Welcome to Science Buddies and thank you for your question. This is a simple experiment involving testing some set amount of nail polish dripped onto a cotton cloth and then “cleaned” using a variety of potential solvents. Some things to keep in mind to control the variables are:
- Use the same type cloth material for all samples. White cloth will ensure good contrast with which to measure when you apply cleaning agent.
- Stain each sample with the same color nail polish.
- “Stain” the cloth with the same amount of nail polish and apply using the same technique for all samples (perhaps with an eye dropper).
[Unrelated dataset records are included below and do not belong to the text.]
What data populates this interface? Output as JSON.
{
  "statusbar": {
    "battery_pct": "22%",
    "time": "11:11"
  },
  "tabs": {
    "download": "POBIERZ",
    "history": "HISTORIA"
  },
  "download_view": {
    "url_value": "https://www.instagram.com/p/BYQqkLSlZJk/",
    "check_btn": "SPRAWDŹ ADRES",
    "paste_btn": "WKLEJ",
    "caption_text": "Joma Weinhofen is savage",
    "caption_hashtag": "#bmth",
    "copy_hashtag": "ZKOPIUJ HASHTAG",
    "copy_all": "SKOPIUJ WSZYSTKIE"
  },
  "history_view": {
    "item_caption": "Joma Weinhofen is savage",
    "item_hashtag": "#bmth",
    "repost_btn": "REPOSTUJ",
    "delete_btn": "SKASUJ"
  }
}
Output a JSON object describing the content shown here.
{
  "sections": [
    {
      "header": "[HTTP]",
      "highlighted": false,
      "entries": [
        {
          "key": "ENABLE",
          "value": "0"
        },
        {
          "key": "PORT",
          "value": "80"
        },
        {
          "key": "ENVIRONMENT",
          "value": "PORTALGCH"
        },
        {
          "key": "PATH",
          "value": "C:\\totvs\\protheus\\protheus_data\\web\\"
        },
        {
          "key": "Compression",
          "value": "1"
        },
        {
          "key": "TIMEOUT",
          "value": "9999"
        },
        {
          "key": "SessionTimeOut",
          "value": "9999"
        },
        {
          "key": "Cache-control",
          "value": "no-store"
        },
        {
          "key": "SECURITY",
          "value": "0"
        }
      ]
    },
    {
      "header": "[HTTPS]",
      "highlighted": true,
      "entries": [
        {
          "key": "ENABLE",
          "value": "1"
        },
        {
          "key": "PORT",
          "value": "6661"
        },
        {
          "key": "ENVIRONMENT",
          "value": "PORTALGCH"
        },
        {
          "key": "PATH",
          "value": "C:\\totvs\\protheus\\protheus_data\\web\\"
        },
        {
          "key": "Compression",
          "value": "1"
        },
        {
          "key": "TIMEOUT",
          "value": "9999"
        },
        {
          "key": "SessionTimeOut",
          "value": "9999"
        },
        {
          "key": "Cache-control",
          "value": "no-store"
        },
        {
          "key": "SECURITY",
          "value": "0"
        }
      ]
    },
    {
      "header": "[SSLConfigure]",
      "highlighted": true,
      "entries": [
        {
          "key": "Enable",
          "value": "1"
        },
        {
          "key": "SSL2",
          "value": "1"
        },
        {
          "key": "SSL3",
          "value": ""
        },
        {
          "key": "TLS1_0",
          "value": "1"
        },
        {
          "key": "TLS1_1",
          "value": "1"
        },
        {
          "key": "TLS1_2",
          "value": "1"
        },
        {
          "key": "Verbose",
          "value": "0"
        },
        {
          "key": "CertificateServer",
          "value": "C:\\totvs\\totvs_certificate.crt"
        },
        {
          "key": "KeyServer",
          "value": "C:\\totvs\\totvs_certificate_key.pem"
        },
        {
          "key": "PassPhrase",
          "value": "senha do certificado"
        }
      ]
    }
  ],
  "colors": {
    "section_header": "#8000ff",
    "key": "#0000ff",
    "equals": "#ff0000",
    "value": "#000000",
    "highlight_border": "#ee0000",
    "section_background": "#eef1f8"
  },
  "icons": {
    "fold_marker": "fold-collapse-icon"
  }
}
- Soak all your stain samples in equal amounts of solvents and collect data on the stain removing properties at regular intervals for the duration of the experiment. For this type of experiment, digital pictures provide a good way to record differences.
Ok, that being said, now onto your specific question. The primary active ingredient in nail polish remover is a compound called Acetone. Paint thinner and varnish remover are other household items that contain Acetone and would conceivably offer a similar effect. Other common products are: baby wipes and other pre-moistened towels, insecticides and pesticides, hair coloring kits, mirror and surface cleaner. These are just a few, I suggest looking up products on line that contain Acetone and see what you have on hand. Also, you can try non-acetone products and compare, like hydrogen peroxide, rubbing alcohol, liquid hand soap, dish/dishwasher soap, etc…
Word of caution...many of the products named can/are harmful to your health if used improperly. Always ensure you have adult supervision and handle these compounds with the utmost care and respect.
Let us know if you have further questions. Good luck on what should be a very interesting investigation.
I hope this helps.
“Education never ends. It is a series of lessons, with the greatest for the last.”